Question

VEP is very slow. Fork doesnt seem to work

1

Entering edit mode

4.4 years ago

nhaus ▴ 420

I am using VEP (v103) to annotate a small vcf file (~1000 variants). Nonetheless, it takes very long (>20 minutes) , which doesnt quite match their description of:

Set up correctly, VEP is capable of processing around 3 million variants in 30 minutes

Furthermore, it seems like the --fork does not really work, because the whole time just one cores is used.

This is the command that i used:

vep  --cache --dir_cache vep-cache --offline --fasta ref-genome.fa --pick --fork 4 --sift b --variant_class -i somatic.filtered.snp.vcf -o snp_vep_out.txt

Id be very thankful if someone could point out what I am doing wrong.

vep annotation • 4.7k views

ADD COMMENT • link 4.2 years ago by nhaus ▴ 420

0

Entering edit mode

I'm not a VEP user, but if you can't figure it out then you can always use another variant annotator like OpenCRAVAT. My experience is that it should only take several seconds to annotate 1000 variants (docs here: https://open-cravat.readthedocs.io/en/latest/ ).

ADD REPLY • link 4.4 years ago by Collin ▴ 1000

0

Entering edit mode

Also, as it looks like you are trying to annotate somatic mutations (likely in cancer), OpenCRAVAT has more options for predicting oncogenic mutations in cancer beyond sift. Most recent benchmarks suggests there are many other better methods for cancer (https://genomebiology.biomedcentral.com/articles/10.1186/s13059-020-01954-z ).

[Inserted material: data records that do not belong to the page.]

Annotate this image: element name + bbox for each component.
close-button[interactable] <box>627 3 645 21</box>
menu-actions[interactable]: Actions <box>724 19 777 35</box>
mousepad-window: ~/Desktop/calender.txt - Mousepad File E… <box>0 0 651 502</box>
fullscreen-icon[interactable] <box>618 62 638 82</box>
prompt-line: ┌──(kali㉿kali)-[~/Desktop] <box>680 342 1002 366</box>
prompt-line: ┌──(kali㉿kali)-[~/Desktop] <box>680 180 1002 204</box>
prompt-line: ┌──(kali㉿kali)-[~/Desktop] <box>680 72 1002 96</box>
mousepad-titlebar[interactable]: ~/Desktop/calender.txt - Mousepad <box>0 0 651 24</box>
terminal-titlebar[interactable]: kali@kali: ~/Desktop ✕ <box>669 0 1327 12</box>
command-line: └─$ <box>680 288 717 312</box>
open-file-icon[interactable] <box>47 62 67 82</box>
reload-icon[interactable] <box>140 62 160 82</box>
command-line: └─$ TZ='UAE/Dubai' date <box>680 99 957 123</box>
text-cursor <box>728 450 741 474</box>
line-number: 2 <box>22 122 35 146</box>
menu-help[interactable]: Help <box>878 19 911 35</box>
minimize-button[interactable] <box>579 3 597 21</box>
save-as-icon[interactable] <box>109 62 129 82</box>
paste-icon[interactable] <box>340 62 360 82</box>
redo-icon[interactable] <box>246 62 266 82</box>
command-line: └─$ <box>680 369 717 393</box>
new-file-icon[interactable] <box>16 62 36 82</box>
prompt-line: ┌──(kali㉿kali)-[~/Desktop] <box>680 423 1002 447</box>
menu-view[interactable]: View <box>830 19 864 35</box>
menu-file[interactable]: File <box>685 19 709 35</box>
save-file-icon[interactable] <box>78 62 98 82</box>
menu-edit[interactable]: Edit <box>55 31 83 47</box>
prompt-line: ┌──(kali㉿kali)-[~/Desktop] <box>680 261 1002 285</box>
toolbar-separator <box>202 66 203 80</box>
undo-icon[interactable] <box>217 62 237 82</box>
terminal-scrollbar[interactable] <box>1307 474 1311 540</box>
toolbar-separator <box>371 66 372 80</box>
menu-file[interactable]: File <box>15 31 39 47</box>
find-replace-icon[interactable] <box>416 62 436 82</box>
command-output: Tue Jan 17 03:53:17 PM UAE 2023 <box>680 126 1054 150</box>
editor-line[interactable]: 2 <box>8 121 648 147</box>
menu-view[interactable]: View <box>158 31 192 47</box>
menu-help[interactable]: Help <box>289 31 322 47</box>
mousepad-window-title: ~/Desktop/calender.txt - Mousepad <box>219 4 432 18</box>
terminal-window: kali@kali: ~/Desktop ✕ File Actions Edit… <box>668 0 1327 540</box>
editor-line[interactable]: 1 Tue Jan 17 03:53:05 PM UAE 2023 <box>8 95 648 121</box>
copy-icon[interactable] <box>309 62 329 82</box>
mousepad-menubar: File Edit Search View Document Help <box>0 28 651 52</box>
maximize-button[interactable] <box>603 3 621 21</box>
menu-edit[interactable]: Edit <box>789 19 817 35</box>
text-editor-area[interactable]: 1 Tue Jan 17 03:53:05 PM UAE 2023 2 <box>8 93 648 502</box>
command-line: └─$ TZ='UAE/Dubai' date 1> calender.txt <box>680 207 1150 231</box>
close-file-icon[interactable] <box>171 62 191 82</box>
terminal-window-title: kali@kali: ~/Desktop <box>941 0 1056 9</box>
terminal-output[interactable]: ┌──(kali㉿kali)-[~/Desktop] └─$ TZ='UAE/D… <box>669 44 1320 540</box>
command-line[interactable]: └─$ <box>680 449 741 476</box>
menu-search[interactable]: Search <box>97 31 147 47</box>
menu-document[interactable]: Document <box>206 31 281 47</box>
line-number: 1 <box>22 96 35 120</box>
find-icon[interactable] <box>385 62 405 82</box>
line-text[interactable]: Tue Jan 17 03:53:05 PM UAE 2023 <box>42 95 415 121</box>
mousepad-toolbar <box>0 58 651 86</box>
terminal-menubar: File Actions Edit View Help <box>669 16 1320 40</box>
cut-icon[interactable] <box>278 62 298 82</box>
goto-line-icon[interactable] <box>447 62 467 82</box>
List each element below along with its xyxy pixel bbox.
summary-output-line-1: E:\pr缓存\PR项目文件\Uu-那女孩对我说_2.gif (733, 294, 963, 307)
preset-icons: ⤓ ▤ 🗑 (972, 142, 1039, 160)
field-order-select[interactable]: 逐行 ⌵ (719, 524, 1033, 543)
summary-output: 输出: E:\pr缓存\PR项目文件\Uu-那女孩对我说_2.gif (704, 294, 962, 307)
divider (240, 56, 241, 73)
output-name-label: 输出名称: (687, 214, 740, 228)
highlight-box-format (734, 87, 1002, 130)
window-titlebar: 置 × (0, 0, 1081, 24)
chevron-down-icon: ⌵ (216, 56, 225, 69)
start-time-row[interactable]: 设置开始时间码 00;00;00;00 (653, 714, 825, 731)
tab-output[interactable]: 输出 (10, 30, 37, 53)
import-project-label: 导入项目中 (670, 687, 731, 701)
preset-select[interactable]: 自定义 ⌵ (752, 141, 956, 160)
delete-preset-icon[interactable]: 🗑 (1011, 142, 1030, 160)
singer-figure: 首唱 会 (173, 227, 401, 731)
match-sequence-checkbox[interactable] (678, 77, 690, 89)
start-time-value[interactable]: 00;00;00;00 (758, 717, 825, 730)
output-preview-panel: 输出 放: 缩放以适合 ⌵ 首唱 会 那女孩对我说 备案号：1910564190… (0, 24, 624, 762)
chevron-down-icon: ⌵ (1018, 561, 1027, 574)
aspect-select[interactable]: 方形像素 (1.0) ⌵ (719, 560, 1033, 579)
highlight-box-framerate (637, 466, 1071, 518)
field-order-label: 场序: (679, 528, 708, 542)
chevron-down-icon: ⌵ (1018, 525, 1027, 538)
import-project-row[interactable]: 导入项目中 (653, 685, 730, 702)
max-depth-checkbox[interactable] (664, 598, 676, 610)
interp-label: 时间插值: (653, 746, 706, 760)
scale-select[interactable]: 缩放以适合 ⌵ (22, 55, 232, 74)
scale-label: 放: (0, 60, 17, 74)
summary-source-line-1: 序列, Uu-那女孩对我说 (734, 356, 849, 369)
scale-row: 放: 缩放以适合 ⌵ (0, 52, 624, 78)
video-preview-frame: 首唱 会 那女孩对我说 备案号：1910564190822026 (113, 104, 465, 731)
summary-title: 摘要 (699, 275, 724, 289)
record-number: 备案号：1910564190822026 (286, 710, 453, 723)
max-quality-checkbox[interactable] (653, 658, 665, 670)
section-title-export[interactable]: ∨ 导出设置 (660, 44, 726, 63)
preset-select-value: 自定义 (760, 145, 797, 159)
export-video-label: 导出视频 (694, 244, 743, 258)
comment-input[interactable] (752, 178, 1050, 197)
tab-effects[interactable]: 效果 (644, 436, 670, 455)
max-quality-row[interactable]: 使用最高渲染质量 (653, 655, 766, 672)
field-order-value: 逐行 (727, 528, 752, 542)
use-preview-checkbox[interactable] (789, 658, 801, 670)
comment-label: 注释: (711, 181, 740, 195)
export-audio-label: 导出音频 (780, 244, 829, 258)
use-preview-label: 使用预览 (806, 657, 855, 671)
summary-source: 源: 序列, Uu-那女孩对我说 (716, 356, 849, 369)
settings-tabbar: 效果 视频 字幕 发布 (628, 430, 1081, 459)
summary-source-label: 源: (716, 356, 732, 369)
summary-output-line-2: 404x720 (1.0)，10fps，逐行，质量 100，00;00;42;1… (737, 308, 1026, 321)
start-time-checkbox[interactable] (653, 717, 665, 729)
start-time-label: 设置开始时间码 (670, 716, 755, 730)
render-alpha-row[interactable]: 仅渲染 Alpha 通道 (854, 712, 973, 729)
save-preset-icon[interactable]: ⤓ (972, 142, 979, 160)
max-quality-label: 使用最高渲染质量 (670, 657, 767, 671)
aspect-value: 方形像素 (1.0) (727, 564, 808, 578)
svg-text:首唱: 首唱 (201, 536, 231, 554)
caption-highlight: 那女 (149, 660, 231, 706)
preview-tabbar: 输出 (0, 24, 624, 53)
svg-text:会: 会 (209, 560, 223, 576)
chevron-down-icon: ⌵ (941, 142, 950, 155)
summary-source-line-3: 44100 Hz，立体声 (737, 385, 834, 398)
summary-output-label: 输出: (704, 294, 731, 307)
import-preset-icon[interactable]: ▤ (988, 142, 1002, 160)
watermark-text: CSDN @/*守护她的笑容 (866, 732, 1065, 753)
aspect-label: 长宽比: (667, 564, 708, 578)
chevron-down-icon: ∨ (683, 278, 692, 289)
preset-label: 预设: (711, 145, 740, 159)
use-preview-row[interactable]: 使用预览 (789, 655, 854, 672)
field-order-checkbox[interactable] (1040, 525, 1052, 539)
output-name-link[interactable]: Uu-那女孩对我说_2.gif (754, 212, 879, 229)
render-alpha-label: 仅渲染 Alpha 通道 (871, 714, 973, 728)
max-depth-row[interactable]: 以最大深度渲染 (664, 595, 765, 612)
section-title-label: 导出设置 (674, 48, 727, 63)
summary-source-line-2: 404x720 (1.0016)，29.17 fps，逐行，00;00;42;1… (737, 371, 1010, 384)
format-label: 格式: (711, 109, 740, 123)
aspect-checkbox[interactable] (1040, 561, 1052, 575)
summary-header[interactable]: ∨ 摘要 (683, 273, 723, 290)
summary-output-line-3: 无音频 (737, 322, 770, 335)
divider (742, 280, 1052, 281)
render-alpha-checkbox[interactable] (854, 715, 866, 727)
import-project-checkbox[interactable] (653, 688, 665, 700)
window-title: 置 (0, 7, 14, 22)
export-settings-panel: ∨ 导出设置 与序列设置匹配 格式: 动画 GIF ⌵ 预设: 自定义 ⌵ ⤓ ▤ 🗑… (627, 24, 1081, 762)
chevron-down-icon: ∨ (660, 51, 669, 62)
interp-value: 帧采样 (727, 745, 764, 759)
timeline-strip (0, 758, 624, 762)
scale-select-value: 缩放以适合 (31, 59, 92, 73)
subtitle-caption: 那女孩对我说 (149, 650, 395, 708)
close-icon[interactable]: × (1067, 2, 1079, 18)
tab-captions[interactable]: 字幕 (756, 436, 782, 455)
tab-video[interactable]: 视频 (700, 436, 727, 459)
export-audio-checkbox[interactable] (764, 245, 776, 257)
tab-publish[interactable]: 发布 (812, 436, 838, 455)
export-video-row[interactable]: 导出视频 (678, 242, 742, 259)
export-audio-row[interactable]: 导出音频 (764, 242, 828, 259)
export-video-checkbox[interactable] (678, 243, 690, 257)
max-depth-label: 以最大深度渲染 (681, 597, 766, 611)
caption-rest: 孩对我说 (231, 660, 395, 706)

ADD REPLY • link 4.4 years ago by Collin ▴ 1000

score 2 · Answer 1 · 2021-03-01

2

Entering edit mode

4.4 years ago

Emily 24k

I assume you've already seen this documentation page based on the quote at the top. The 3M in 30 min is really the absolute fastest under ideal conditions, which means no additional flags (--pick and --sift in your command will make it slower).

Please check that your input file is sorted and that you've tabix-indexed your cache.

With regard to forking, the VEP automatically reads 5000 variants to memory in each fork, so there will be no forking if you have <5000 variants. You can change this with --buffer_size but I doubt this would increase speed much.

ADD COMMENT • link 4.4 years ago by Emily 24k

0

Entering edit mode

Thank you for you answer and sorry for just getting back now. Your explanation regarding forking makes a lot of sense!

I am writing again, because I am using VEP to annotate germline mutations, but this time more than 4 million and it takes more than a day already with 4 forks..

My input VCF is sorted, but I am not sure if I have tabix-indexed my cache. I downloaded the cache using the installer script (homo_sapiens_vep_104_GRCh37.tar.gz). I saw on this site that there exists an already indexed cache.

Can you tell me if the cache that I download via the scirpt already is the indexed cache? Furthermore, I tried to manually download the cache with:

curl -O http://ftp.ensembl.org/pub/release-104/variation/indexed_vep_cache/homo_sapiens_vep_104_GRCh38.tar.gz

tar xzf homo_sapiens_vep_104_GRCh37.tar.gz

However, this didnt work and I got this error.

gzip: stdin: unexpected end of file
tar: Unexpected EOF in archive
tar: Unexpected EOF in archive
tar: Error is not recoverable: exiting now

I am currently redownloading the file and will try it again and report back.

Cheers!

EDIT:

I just tried out the convert_cache.pl script:

perl convert_cache.pl --dir . --species all --version all

which finished right away and said that no No unprocessed types remaining, so I guess my cache is already indexed, which really makes me wonder what I am doing wrong that VEP takes so long.